THE CLEAN AIR ACT A LAME DUCK

Many say that our energy-producing country needs stronger leadership to effectively combat global warming. This past October, the Harper Government introduced The Clean Air Act to set standards in reducing air pollution and greenhouse gases; however, the plan makes no reference to the Kyoto protocol and contains no short-term targets for cutting greenhouse gas emissions. The bill seeks to cut emissions by 45 to 65 percent, but only by 2050. In the meantime, the government plans to embark on lengthy consultations with industry before setting greenhouse gas reduction targets. So industrial polluters will have until at least 2010 before they would even face regulations and the government is giving itself until 2020 to set emissions-cutting targets for smog pollutants.

These so-called “intensity targets” would obligate industry to reduce the amount of energy used per unit of production, without implementing a set restriction on emissions. The government will seek to harmonize vehicle emissions standards with those of the U.S. Environmental Protection Agency – but the plan makes no mention of matching the strict California emissions standards.

All three of the opposition parties were very critical of the bill, and as a result will likely vote against it.. Opposition and environmental leaders all agree on two things; the plan appears vague and the Harper government seems to be employing delay tactics. Federal Environment Minister, Rona Ambrose, defended the law, saying it would give the government “new and stronger powers to do the things we need to do to protect the health of Canadians and our environment.”

So while the debate continues, not only is our planet suffering, but also our health.

DRIVING BAD FOR OUR HEALTH

Any Torontonian will tell you that the number of “smog alerts” and “heat waves” is increasing each and every summer. Our winters are not as cold as when we were younger; even our elders tell us stories of the harsh Canadian winters when snow banks were as high as their rooftops! These are the outward effects of global warming but what about the health effects?

Air pollution contributes to a wide range of health problems, from shortness of breath and wheezing to full-blown asthma attacks and premature death. Tens of thousands of Canadians suffer from respiratory ailments like asthma and these numbers are increasing — especially among children who now suffer from asthma at alarming, record-breaking levels. Furthermore, a recent federal government study estimated that within eight major cities, there were 5,900 premature deaths annually caused by air pollution.

We cannot afford to wait for the government to pass laws — we need to be proactive as individuals and make a difference one day at a time.

HERE ARE A FEW SIMPLE STRATEGIES TO HELP YOU GET STARTED:

• Buy a fuel efficient, low-polluting car, or if you want to be really hip, invest your money in an electric or hybrid car. Put SUVs into the same category as dinosaurs — big, scary and almost extinct, unless they are the new hybrid versions.

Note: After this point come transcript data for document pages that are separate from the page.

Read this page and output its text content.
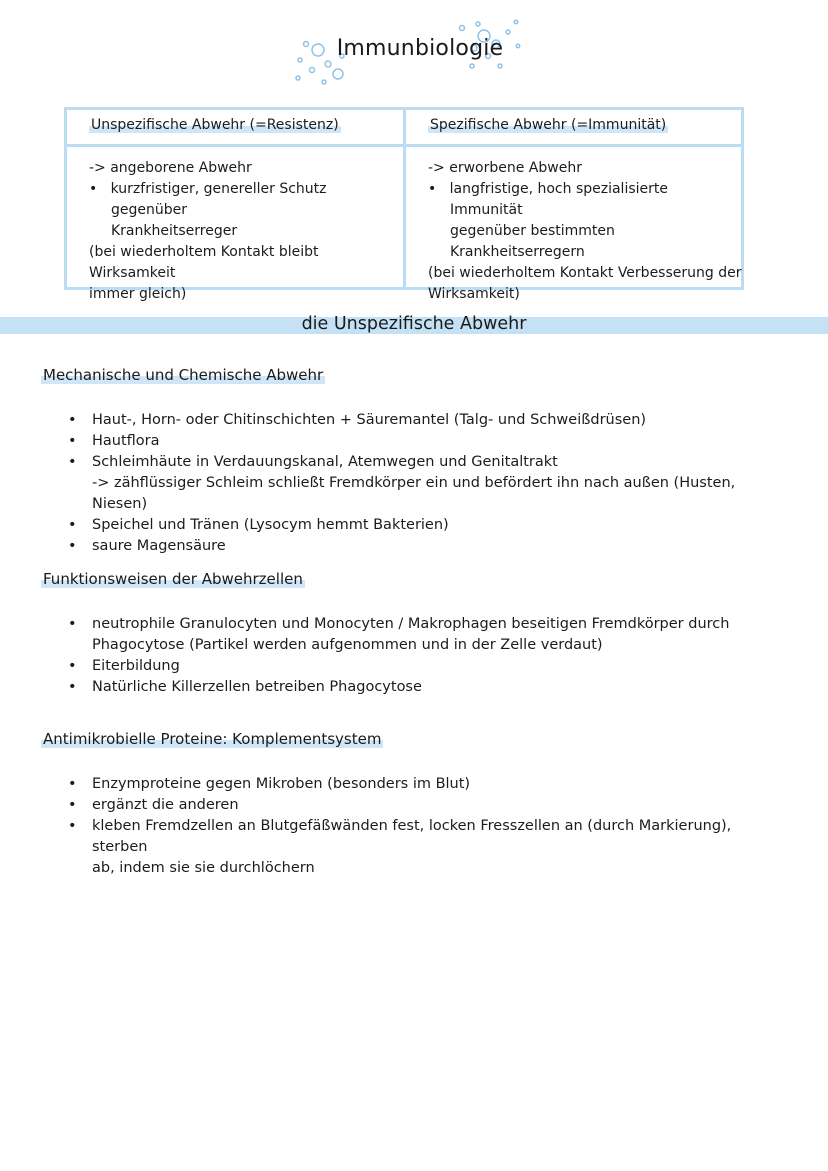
Immunbiologie
Unspezifische Abwehr (=Resistenz)	Spezifische Abwehr (=Immunität)

-> angeborene Abwehr

•   kurzfristiger, genereller Schutz gegenüber

Krankheitserreger

(bei wiederholtem Kontakt bleibt Wirksamkeit

immer gleich)

-> erworbene Abwehr

•   langfristige, hoch spezialisierte Immunität

gegenüber bestimmten Krankheitserregern

(bei wiederholtem Kontakt Verbesserung der

Wirksamkeit)

die Unspezifische Abwehr
Mechanische und Chemische Abwehr
• Haut-, Horn- oder Chitinschichten + Säuremantel (Talg- und Schweißdrüsen)
• Hautflora
• Schleimhäute in Verdauungskanal, Atemwegen und Genitaltrakt
-> zähflüssiger Schleim schließt Fremdkörper ein und befördert ihn nach außen (Husten, Niesen)
• Speichel und Tränen (Lysocym hemmt Bakterien)
• saure Magensäure
Funktionsweisen der Abwehrzellen
• neutrophile Granulocyten und Monocyten / Makrophagen beseitigen Fremdkörper durch
Phagocytose (Partikel werden aufgenommen und in der Zelle verdaut)
• Eiterbildung
• Natürliche Killerzellen betreiben Phagocytose
Antimikrobielle Proteine: Komplementsystem
• Enzymproteine gegen Mikroben (besonders im Blut)
• ergänzt die anderen
• kleben Fremdzellen an Blutgefäßwänden fest, locken Fresszellen an (durch Markierung), sterben
ab, indem sie sie durchlöchern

• Consider saying “no” to all of those extra upgrades when buying a car because many of them add weight or draw extra power from the engine which increases fuel consumption.

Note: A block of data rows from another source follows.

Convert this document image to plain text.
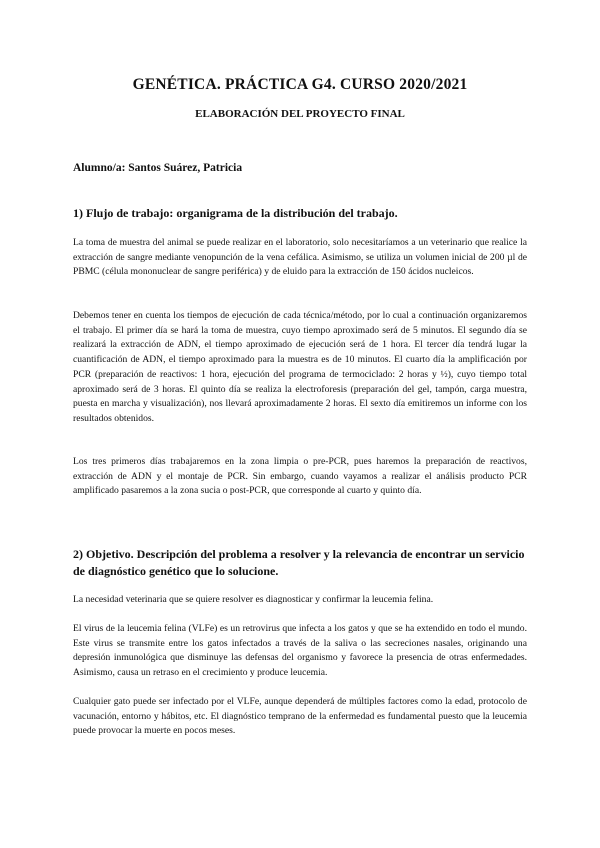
GENÉTICA. PRÁCTICA G4. CURSO 2020/2021
ELABORACIÓN DEL PROYECTO FINAL
Alumno/a: Santos Suárez, Patricia
1) Flujo de trabajo: organigrama de la distribución del trabajo.

La toma de muestra del animal se puede realizar en el laboratorio, solo necesitaríamos a un veterinario que realice la extracción de sangre mediante venopunción de la vena cefálica. Asimismo, se utiliza un volumen inicial de 200 µl de PBMC (célula mononuclear de sangre periférica) y de eluido para la extracción de 150 ácidos nucleicos.

Debemos tener en cuenta los tiempos de ejecución de cada técnica/método, por lo cual a continuación organizaremos el trabajo. El primer día se hará la toma de muestra, cuyo tiempo aproximado será de 5 minutos. El segundo día se realizará la extracción de ADN, el tiempo aproximado de ejecución será de 1 hora. El tercer día tendrá lugar la cuantificación de ADN, el tiempo aproximado para la muestra es de 10 minutos. El cuarto día la amplificación por PCR (preparación de reactivos: 1 hora, ejecución del programa de termociclado: 2 horas y ½), cuyo tiempo total aproximado será de 3 horas. El quinto día se realiza la electroforesis (preparación del gel, tampón, carga muestra, puesta en marcha y visualización), nos llevará aproximadamente 2 horas. El sexto día emitiremos un informe con los resultados obtenidos.

Los tres primeros días trabajaremos en la zona limpia o pre-PCR, pues haremos la preparación de reactivos, extracción de ADN y el montaje de PCR. Sin embargo, cuando vayamos a realizar el análisis producto PCR amplificado pasaremos a la zona sucia o post-PCR, que corresponde al cuarto y quinto día.

2) Objetivo. Descripción del problema a resolver y la relevancia de encontrar un servicio de diagnóstico genético que lo solucione.

La necesidad veterinaria que se quiere resolver es diagnosticar y confirmar la leucemia felina.

El virus de la leucemia felina (VLFe) es un retrovirus que infecta a los gatos y que se ha extendido en todo el mundo. Este virus se transmite entre los gatos infectados a través de la saliva o las secreciones nasales, originando una depresión inmunológica que disminuye las defensas del organismo y favorece la presencia de otras enfermedades. Asimismo, causa un retraso en el crecimiento y produce leucemia.

Cualquier gato puede ser infectado por el VLFe, aunque dependerá de múltiples factores como la edad, protocolo de vacunación, entorno y hábitos, etc. El diagnóstico temprano de la enfermedad es fundamental puesto que la leucemia puede provocar la muerte en pocos meses.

• Consider buying a manual car, rather than an automatic, to save costs on fuel.

• Don’t idle. If it’s longer than 10 seconds, turn the car off (obviously not in traffic though).

• Now that winter is around the corner, use a block heater to warm your engine before you start your car because cold engines burn more fuel and emit more exhaust.

• Walk, bike, or take the transit to work, school, or anywhere else you go on a regular basis. If this is a foreign concept, try it one day each week to start and work your way up.

• Educate yourself and get informed on what is happening in the environment.